SessionsΒΆ

Pyramid uses Beaker sessions just like Pylons, but they're not enabled by default. To use them you'll have to add the "pyramid_beaker" package as a dependency, and put the following line in your main() function:

config.include("pyramid_beaker")

(To add a dependency, put it in the requires list in setup.py, and reinstall the application.)

The default configuration is in-memory sessions and (I think) no caching. You can customize this by putting configuration settings in your INI file or in the settings dict at the beginning of the main() function (before the Configurator is instantiated). The Akhet Demo configures Beaker with the following settings, borrowed from the Pylons configuration:

# Beaker cache
cache.regions = default_term, second, short_term, long_term
cache.type = memory
cache.second.expire = 1
cache.short_term.expire = 60
cache.default_term.expire = 300
cache.long_term.expire = 3600

# Beaker sessions
#session.type = file
#session.data_dir = %(here)s/data/sessions/data
#session.lock_dir = %(here)s/data/sessions/lock
session.type = memory
session.key = akhet_demo
session.secret = 0cb243f53ad865a0f70099c0414ffe9cfcfe03ac

To use file-based sessions like in Pylons, uncomment the first three session settings and comment out the "session.type = memory" line.

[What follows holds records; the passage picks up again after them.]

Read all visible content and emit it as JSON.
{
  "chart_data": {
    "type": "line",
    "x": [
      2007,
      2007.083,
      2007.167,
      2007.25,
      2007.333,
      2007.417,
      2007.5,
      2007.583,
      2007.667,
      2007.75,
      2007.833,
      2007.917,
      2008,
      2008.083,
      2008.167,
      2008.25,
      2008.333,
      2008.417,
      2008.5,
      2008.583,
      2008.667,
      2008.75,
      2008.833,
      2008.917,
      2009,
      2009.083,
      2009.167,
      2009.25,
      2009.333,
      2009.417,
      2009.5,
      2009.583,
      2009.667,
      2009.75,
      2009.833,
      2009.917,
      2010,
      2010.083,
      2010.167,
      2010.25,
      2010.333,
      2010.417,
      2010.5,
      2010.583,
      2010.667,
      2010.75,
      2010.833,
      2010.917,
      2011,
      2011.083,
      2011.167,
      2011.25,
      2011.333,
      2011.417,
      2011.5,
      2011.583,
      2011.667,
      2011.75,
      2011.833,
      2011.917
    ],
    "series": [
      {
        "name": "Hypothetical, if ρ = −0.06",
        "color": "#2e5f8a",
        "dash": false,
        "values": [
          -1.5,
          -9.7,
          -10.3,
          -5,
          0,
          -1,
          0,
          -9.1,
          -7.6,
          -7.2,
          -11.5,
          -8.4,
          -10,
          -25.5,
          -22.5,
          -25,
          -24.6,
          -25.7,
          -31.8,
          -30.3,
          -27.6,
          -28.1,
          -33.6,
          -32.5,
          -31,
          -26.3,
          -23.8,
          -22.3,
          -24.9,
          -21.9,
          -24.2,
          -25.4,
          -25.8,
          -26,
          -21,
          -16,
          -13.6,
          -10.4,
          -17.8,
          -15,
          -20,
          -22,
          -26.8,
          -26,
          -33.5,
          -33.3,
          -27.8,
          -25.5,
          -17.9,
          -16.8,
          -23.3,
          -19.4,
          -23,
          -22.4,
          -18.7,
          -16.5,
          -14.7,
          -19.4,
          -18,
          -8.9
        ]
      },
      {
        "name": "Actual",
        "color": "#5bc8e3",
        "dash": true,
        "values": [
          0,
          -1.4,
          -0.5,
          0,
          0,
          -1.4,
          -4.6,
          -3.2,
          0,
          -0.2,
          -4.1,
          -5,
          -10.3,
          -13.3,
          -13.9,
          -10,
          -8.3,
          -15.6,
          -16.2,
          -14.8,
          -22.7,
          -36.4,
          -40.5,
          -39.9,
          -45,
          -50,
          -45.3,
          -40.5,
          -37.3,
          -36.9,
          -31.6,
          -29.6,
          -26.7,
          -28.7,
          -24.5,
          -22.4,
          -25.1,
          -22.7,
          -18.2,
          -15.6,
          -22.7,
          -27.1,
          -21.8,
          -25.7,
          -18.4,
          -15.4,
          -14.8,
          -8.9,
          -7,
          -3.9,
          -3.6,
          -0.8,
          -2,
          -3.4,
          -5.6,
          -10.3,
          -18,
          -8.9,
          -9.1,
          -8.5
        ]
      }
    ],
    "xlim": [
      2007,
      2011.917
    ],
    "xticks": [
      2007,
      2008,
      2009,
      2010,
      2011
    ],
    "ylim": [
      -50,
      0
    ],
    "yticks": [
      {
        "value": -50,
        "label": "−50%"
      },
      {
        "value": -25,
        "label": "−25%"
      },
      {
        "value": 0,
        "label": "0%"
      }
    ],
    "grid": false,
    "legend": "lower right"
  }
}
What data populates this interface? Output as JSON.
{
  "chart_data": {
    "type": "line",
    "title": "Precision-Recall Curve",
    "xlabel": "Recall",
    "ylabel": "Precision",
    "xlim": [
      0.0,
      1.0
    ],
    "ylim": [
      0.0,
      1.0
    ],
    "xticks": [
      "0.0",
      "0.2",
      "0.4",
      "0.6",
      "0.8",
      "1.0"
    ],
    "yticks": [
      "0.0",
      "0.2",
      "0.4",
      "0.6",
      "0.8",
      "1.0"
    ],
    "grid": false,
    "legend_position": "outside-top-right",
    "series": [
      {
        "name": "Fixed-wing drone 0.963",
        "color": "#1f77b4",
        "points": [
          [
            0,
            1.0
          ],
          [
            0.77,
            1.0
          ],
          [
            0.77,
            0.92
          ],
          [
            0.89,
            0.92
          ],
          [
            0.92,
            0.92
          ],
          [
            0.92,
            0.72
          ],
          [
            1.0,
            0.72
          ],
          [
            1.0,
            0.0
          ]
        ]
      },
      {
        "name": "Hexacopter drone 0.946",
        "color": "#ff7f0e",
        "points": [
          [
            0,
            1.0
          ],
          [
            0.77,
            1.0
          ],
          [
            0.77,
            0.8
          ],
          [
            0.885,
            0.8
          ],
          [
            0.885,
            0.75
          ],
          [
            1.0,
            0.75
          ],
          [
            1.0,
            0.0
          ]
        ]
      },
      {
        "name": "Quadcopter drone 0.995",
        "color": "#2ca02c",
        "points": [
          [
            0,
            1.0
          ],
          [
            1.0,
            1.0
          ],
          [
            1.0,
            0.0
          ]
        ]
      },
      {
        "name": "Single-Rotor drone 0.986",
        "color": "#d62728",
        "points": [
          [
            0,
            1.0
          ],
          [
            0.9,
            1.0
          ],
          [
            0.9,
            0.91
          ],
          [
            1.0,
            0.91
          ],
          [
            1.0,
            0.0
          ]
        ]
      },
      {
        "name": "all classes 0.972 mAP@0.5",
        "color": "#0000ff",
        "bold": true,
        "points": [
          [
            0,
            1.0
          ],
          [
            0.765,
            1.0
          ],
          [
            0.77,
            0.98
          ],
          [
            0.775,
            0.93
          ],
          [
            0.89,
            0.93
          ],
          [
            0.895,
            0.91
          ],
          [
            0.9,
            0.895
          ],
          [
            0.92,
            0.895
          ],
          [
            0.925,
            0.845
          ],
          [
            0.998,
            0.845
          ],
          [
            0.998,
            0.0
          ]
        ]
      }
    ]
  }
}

You should set the "session.secret=" setting to a random string. It's used to digitally sign the session cookie to prevent session hijacking.

Beaker has several persistence backends available, including memory, files, SQLAlchemy, memcached, and cookies (which stores each session variable in a client-side cookie, and has size limitationss). The most popular deployment backend nowadays is memcached, which can act as a shared storage between several processes and servers, thus providing the speed of memory with the ability to scale to a multi-server cluster. Pylons defaults to disk-based sessions.

Beaker plugs into Pyramid's built-in session interface, which is accessed via request.session. Use it like a dict. Unlike raw Beaker sessions, you don't have to call session.save() every time you change something, but you should call session.changed() if you've modified a mutable item in the session; e.g., session["mylist"].append(1).

The Pyramid session interface also has some extra features. It can store a set of "flash messages" to display on the next page view, which is useful when you want to push a success/failure message and redirect, and the message will be displayed on the target page. It's based on webhelpers.flash, which is incompatible with Pyramid because it depends on Pylons' magic globals. There are also methods to set a secure form token, which prevent form submissions that didn't come from a form requested earlier in the session (and thus may be a cross-site forgery attack). (Note: flash messages are not related to the Adobe Flash movie player.)

See the Sessions chapter in the Pyramid manual for the API of all these features and other features. The Beaker manual will help you configure a backend. The Akhet Demo is an example of using Pyramid with Beaker, and has flash messages.

Note: I sometimes get an exception in the debug toolbar when sessions are enabled. They may be a code discrepency between the distributions. If this happens to you, you can disable the toolbar until the problem is fixed.